Aprendiendo de los maestros temporales

Esther Cepeda

CHICAGO — Hay muchos que desprecian a los maestros que “desertan” —y tienen una opinión aún peor de los que entran al magisterio a sabiendas de que sólo será por un período breve.

No es de sorprender, entonces, que los círculos educativos estén en llamas por un reciente artículo de primera página del New York Times, que pregonaba a los cuatro vientos la principal crítica de las escuelas chárter: Sus maestros no duran mucho, a veces por designio.

El artículo describía a algunos graduados de programas de inmersión para maestros como Teach for America (que recluta graduados universitarios ultra brillantes para escuelas de zonas sumamente pobres después de un período de capacitación durante el verano), como trepadores profesionales.
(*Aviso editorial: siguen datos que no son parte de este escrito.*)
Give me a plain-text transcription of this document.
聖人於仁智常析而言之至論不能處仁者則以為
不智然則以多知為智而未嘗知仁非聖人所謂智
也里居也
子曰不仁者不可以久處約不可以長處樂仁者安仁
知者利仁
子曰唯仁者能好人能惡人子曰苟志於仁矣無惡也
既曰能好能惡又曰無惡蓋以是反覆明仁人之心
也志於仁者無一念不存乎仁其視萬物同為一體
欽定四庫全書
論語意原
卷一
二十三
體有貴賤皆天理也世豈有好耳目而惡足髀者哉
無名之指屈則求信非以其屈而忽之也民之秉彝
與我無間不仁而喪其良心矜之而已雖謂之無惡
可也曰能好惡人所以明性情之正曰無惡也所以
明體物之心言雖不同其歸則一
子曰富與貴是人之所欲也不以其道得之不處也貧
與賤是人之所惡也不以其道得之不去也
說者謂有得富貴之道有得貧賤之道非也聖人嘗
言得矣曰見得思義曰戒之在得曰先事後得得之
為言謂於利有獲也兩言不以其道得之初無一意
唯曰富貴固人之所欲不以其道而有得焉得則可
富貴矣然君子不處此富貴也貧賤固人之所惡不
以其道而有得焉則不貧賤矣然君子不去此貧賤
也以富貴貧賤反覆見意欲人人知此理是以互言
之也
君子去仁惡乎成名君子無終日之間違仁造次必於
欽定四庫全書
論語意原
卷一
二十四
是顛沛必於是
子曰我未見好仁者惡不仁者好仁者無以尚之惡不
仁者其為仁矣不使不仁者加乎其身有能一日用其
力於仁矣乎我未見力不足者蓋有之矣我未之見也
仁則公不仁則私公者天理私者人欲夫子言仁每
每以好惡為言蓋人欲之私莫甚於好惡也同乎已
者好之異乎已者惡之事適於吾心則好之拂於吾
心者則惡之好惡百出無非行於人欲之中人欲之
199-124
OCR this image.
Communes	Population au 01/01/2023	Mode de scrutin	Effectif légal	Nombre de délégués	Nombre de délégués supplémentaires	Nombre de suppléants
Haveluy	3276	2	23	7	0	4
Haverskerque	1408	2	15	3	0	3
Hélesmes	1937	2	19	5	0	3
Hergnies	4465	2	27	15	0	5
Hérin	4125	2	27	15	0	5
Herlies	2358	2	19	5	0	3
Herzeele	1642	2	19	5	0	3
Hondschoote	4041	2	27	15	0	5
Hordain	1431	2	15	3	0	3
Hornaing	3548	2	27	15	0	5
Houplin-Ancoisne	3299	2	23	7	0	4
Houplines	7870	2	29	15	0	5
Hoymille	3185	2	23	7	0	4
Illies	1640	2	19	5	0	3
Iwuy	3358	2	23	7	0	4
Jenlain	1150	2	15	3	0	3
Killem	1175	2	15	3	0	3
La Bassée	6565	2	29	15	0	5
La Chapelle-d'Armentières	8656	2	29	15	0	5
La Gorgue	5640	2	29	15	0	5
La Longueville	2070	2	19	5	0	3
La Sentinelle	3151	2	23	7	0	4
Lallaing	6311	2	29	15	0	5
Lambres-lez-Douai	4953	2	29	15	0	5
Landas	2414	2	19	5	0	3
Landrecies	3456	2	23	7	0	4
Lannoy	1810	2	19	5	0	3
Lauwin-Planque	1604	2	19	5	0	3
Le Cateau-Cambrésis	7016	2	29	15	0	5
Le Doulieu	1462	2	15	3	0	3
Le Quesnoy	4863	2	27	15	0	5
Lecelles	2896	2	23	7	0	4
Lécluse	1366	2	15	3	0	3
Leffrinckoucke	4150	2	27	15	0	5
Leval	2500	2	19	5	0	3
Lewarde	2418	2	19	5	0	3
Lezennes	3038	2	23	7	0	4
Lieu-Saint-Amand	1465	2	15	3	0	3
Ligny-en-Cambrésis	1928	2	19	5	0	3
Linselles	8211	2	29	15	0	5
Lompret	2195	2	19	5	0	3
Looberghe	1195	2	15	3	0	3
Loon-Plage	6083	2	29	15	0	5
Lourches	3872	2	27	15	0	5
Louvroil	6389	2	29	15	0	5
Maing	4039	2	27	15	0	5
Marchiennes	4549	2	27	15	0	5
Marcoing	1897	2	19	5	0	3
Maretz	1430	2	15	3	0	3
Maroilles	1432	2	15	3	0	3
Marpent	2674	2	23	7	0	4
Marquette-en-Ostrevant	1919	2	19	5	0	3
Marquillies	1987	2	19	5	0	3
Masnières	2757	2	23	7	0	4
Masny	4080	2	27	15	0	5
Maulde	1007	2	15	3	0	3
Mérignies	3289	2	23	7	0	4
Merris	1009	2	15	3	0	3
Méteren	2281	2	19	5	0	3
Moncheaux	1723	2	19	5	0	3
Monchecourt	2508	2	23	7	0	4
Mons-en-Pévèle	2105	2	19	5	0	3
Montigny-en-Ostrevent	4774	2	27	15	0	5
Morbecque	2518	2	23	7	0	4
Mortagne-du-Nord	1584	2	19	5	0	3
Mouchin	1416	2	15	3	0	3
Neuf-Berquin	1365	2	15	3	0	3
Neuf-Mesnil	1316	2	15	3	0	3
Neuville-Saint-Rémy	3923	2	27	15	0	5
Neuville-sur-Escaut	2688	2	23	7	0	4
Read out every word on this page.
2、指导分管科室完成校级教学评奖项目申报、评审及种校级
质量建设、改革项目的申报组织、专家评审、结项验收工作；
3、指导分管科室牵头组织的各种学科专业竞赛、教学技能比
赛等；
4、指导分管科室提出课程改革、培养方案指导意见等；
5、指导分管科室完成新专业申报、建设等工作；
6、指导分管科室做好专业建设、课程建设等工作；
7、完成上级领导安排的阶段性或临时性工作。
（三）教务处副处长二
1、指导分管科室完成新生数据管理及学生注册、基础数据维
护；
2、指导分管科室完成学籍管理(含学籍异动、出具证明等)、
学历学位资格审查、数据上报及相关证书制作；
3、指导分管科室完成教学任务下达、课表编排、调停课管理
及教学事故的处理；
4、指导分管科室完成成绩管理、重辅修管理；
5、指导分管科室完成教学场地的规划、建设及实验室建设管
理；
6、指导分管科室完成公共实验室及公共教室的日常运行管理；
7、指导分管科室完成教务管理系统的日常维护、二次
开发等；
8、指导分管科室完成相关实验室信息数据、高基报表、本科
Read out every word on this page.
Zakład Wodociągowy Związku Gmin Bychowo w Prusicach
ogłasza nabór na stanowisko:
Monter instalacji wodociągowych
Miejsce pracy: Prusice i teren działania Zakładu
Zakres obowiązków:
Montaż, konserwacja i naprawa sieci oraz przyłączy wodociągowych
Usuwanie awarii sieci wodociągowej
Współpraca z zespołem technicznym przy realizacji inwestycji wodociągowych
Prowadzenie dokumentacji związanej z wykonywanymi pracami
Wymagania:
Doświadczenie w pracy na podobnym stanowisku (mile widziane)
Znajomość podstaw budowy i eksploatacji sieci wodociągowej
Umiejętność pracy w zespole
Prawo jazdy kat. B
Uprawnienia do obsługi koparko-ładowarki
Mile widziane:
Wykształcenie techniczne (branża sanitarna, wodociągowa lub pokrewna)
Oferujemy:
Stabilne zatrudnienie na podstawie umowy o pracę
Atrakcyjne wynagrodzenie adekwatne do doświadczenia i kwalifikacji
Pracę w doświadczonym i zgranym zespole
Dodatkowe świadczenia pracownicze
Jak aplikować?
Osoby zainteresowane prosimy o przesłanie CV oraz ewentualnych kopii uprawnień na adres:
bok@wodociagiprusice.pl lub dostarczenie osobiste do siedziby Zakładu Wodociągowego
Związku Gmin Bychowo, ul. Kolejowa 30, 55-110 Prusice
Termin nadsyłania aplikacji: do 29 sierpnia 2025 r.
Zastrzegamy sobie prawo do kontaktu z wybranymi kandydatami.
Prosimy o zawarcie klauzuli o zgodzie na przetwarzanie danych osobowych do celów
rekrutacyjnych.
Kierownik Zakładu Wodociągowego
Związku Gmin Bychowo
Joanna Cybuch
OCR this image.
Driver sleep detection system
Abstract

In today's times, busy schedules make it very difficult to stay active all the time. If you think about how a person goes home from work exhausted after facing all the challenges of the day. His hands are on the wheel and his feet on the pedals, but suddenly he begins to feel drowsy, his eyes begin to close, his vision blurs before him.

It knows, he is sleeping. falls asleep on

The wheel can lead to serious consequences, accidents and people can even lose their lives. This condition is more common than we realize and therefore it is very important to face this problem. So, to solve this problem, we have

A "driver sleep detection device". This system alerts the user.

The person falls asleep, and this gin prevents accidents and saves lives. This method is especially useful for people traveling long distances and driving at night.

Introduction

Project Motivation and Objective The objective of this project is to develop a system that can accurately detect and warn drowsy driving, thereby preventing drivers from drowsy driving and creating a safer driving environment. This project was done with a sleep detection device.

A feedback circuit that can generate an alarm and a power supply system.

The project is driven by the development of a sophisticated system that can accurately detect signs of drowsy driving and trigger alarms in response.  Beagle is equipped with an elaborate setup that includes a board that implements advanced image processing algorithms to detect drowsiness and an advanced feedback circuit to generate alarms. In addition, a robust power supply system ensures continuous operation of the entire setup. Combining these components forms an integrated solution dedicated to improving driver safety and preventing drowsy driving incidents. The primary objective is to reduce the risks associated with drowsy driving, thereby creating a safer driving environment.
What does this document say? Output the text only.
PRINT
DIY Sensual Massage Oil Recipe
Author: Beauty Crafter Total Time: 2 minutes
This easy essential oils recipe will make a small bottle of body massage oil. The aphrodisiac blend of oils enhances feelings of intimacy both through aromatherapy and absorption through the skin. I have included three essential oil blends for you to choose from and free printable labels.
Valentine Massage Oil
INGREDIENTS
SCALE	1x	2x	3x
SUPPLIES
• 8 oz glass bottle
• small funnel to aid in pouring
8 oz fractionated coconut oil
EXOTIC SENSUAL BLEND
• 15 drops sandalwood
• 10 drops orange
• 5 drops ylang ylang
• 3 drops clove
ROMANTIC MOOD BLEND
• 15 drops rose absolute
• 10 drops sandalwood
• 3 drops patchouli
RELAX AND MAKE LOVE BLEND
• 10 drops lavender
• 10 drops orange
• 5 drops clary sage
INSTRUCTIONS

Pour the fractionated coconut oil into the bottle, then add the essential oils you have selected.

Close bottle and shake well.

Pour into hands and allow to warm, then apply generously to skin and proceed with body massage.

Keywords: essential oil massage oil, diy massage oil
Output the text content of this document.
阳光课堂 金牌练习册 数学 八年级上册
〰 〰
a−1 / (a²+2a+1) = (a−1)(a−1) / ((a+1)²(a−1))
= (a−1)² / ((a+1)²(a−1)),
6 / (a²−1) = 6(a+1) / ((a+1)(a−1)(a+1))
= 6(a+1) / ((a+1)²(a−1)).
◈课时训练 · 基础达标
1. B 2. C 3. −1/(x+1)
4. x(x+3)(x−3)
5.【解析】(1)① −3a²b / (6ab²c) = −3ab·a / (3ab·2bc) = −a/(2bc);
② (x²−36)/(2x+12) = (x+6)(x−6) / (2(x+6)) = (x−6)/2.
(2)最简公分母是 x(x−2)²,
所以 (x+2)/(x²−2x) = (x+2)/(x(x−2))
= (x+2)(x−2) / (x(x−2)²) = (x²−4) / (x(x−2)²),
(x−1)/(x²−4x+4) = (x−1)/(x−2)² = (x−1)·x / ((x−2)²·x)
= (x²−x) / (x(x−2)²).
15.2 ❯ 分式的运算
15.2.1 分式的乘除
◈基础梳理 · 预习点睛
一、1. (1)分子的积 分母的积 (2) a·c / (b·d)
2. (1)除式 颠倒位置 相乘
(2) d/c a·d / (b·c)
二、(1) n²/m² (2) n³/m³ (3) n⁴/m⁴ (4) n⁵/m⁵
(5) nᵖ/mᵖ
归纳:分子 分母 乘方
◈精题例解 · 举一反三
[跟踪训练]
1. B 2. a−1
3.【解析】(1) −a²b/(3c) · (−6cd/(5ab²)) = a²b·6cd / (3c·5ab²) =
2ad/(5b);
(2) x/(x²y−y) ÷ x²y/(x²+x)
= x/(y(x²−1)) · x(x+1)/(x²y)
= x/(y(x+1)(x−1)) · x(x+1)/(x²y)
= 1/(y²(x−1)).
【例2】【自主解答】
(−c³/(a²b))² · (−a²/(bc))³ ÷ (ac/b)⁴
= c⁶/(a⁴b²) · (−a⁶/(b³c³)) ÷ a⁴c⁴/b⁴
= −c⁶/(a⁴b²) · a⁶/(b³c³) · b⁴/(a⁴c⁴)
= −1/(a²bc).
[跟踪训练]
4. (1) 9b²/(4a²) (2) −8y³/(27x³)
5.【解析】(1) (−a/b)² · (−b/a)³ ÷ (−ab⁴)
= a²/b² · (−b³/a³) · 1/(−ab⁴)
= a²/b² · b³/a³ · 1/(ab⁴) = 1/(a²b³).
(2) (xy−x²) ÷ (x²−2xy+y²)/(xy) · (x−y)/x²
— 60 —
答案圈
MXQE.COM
Calculan que unos años en la clase será gratificante personalmente y un escalón para oportunidades económicamente más satisfactorias.

Eso es anatema para los que piensan que los únicos buenos maestros son los que consideran que el magisterio es una vocación a la que vale la pena dedicar toda una vida profesional. Pero eso es miopía. Consideremos que los maestros que se desempeñan por un período breve pueden ser tan eficaces, y quizás hasta mejores, que los veteranos, en ciertas situaciones.

Durante la reunión de personal en mi primer trabajo como maestra —donde debía enseñar a alumnos de primer grado, de muy bajos ingresos y que no hablaban inglés— el director se aseguró de pedir a los maestros veteranos que brindaran todo el apoyo posible a los novatos.

La principal motivación era la decisión deliberada de enseñar a estudiantes de ínfimos ingresos y sumas necesidades, en las comunidades más conflictivas, por salarios acordes con lo que pueden pagar distritos escolares que figuran en listas de vigilancia académica.

En primer lugar, saben que no tienen experiencia, por lo que dedican todo el tiempo que tienen, cuando no están en la clase, a leer los últimos libros, artículos y blogs de Pedagogía.

Y su día laboral pocas veces se ajusta a la campana escolar.

También significaba quedarse levantado tarde de noche y trabajar los fines de semana creando actividades especializadas para estudiantes que estaban particularmente atrasados o que necesitaban métodos pedagógicos alternativos.

Además existía el aporte personal de efectivo no-reembolsable para útiles y materiales de estudiantes que no podían pagar los propios.

A eso hay que agregar el tiempo utilizado en las frecuentes llamadas a los padres, las visitas a las casas, la recaudación de donaciones de alimentos y ropa para las familias, y en responder las llamadas al teléfono celular personal cuando los estudiantes necesitaban ayuda adicional o experimentaban emergencias personales —incluyendo algunas serias, como quedarse sin casa o sufrir de maltrato— y no tenían a quién más recurrir.

Ésas son las experiencias pedagógicas en que se embarcan algunos educadores novatos porque nadie más lo hará —al menos durante unos años y antes de que llegue la desilusión. ¿Debemos, acaso, despreciarlos por no estar dispuestos a dar tanto de sí mismos durante una carrera de veinticinco años?

Pienso que no.

El cambio de maestros nunca es óptimo. Pero en su conjunto, ¿no es mejor proporcionar a los estudiantes maestros entusiastas y brillantes durante unos años, que asignarles maestros de larga carrera, que nunca podrían seguir ese ritmo agotador, durante décadas de enseñanza en un entorno de abrumadora pobreza?